Ja, weitgehend gehören Tommy Cash, KAJ und Laura Thorn zu den Skurrilitäten. Absurd wurde es aber mit Gabry Ponte für San Marino. Er hätte es lassen sollen. Und der britische Spice-Girls-Aufguss? Da mochte ich viel mehr die mystischen Beiträge für Lettland, Albanien und Polen. Und überhaupt war lange, lange Zeit, wie die Teilnehmer-Lieder bekannt waren, Shkodra Elektronike mit „Zjerm“ mein Favorit, länger als KAJ mit dem Sauna-Klamauk.
Der ESC 2025 hat einen würdigen Sieger
Ach, kommt, mal kurz ein paar Worte zu „Wasted Love“ von JJ. Der philippinisch-österreichische Counter-Tenor Johannes Pietsch singt davon, ein Ozean der Liebe zu sein, und wirft ihr (oder ihm, keine Ahnung) vor, Angst vor Wasser zu haben. Was für ein Bild! Dazu das Bühnenbild mit dem tosenden Ozean, die extrem hohe Stimme, die bombastischen Moll-Teppiche. Joar, das hatte schon überzeugt. Ich tat mich aber schwer mit der Techno-Einlage zum Ende hin.
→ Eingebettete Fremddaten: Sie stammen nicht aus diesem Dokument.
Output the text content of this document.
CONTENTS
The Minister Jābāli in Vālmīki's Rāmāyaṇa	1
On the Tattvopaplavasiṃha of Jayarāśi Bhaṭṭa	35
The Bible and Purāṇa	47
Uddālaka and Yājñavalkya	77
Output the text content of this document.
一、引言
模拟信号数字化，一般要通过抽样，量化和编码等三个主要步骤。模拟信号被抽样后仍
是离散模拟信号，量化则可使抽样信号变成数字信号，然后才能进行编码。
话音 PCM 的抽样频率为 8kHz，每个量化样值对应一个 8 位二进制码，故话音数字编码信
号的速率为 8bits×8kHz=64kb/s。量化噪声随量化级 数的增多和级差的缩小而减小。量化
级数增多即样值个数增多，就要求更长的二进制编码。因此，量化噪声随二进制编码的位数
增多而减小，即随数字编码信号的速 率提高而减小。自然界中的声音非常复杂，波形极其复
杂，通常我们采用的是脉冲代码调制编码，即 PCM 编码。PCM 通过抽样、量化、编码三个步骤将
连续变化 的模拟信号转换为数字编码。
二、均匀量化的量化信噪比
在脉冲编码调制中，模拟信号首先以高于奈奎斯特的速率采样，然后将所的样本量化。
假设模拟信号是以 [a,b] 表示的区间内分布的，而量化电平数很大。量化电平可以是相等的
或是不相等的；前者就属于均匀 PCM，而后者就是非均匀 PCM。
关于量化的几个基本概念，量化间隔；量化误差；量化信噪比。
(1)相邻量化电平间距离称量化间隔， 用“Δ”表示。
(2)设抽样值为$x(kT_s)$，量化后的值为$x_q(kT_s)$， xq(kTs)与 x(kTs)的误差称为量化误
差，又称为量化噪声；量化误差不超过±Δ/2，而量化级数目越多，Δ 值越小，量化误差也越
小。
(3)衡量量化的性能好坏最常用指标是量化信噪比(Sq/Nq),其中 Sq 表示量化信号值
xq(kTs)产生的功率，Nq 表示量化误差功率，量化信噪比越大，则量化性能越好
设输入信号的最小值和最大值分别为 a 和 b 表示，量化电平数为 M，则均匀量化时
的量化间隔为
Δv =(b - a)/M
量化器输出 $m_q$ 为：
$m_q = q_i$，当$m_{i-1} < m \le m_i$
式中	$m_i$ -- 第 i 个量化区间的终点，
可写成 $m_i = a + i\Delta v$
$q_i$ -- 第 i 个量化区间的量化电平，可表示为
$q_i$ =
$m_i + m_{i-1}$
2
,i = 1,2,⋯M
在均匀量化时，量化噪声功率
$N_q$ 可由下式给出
Ich dachte mir, dass das nie und nimmer funktionieren könnte. Aber – Alter Schwede – wie das funktioniert hatte! Was für ein würdiger Sieger, was für ein spektakuläres Siegerlied mit einem JJ, der für das Lied, an dem er mitgeschrieben hatte, restlos alles auf der Bühne gelassen hatte. Meine Fresse, das hat mich schon total umgehauen. Und so hat die beste Ausgabe der Musikshow das beste Stück zum Sieger gewählt. Passt.
Dass es immer die besonderen Lieder sind, habe ich ja schon mal herausgearbeitet, als ich das für mich beste ESC-Stück aller Zeiten benannt hatte. „Nocturne“ von „Secret Garden“ steht für mich immernoch ganz oben auf der Liste der besten ESC-Lieder aller Zeiten. Und wie gesagt, der ESC 2025 hat auch wieder so ein besonderes Stück. Und damit höre ich jetzt auf mit dem Schwadronieren.
Ja, das war schon ein kurzweiliger Abend! Mit manchen Stücken konnte ich so gar nichts anfangen und bei etlichen Outfits war ein kurzer Moment Fremdschämen angesagt… aber unterm Strich hat sich das lange Wachbleiben da doch gelohnt. Auch ohne Espresso Macchiatto. :D
Es waren viele Lieder dazwischen, wo ich dachte „Schönes Lied“. Aber eben auch nur das. Zum so hören ok, aber für so etwas wie ESC zu ruhig und unauffällig. Der Sieger holte mich tatsächlich überhaupt nicht ab. Ein gelungenes Gesamtpaket hingegen waren für mich die Damen von Tautumeitas. Man wollte gar nicht wegsehen. Es sah so toll aus und klang auch toll.
Naja und immerhin wurden wir nicht letzter…
Also ich bin absolut kein Fan vom ESC und habe die Zeit für mich sinnvoller verbracht. An und für sich ist der ESC vielleicht eine gute Sache. Für meinen Geschmack ist das aber zu viel Show und die Musik nicht ansprechend.